If I were Sega (or Nintendo), I would charge variable pricing for these games based on likely popularity (for which there is some historical data to help determine!). I think $3 all the way up to $30 is reasonable. And yes, maybe the option for some in-app upgrade content.

Yes, $30 sounds like a lot these days. Almost infinity in the age of app stores! But again, it’s basically half what we used to pay for games (and half what we still do on the actual consoles). Beyond simply paying for popularity, I would expect the more expensive games to have a bit more polish and maybe even added functionality.

And guess what? Sega is already doing that. While Altered Beast and Kid Chameleon are one thing, Sonic the Hedgehog, which was released a while ago, is a much more polished and elaborate port.² This makes sense: that’s Sega’s key title. It gets more love. And a premium should be charged for said love. And I suspect a premium would be paid for said love.

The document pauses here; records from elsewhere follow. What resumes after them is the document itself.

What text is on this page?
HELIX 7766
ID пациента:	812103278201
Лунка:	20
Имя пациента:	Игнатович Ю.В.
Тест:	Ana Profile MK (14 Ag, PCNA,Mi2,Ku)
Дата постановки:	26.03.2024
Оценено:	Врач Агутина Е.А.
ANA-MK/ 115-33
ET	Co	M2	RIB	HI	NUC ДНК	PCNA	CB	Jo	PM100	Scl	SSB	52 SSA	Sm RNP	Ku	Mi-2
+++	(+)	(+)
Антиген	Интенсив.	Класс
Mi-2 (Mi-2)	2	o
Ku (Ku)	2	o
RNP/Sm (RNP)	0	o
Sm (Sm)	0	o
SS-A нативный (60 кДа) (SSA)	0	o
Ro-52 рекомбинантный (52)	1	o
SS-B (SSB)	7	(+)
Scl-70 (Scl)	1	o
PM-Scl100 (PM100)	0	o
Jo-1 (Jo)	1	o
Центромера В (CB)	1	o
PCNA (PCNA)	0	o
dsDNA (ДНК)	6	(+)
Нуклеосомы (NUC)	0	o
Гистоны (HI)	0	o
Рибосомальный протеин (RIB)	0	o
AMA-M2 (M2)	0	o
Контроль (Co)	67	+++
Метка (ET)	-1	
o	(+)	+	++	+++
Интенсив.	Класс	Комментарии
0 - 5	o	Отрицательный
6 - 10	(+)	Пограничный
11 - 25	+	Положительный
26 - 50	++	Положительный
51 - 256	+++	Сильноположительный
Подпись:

The alternative is the continued race to the bottom. Actually, we’ve already hit that bottom with these free, ad-supported Sega games. If this is the future of gaming, I want out. I understand that Sega is not Nintendo. I understand that they long ago sold all but their soul to save the company. But I do believe there is another way to make all of this work.

Things like the NES Classic show the demand is there for retro gaming. Nintendo was blindsided by it, but there’s still time to come around and figure out how to make this into a major part of the future for these companies.³ At least, that’s what I selfishly hope for as a fan and a retro-gamer. Let’s make these games great again.


¹ Though, oddly, the controls are often different from game-to-game.

² And, as Matt Sephton reminds us in a response below, Sega started out charging for Sonic — though, at $2.99, they clearly weren’t properly valuing the title, in my book (and it soon went on sale for $0.99 — now free).

³ Imagine too if beyond the older ports, Sega, Nintendo, and the like decided to start coming out with retro sequels (sequels to the original games done in the retro-style) and even new original content done in the retro-gaming style. This is a no-brainer winning strategy, in my mind.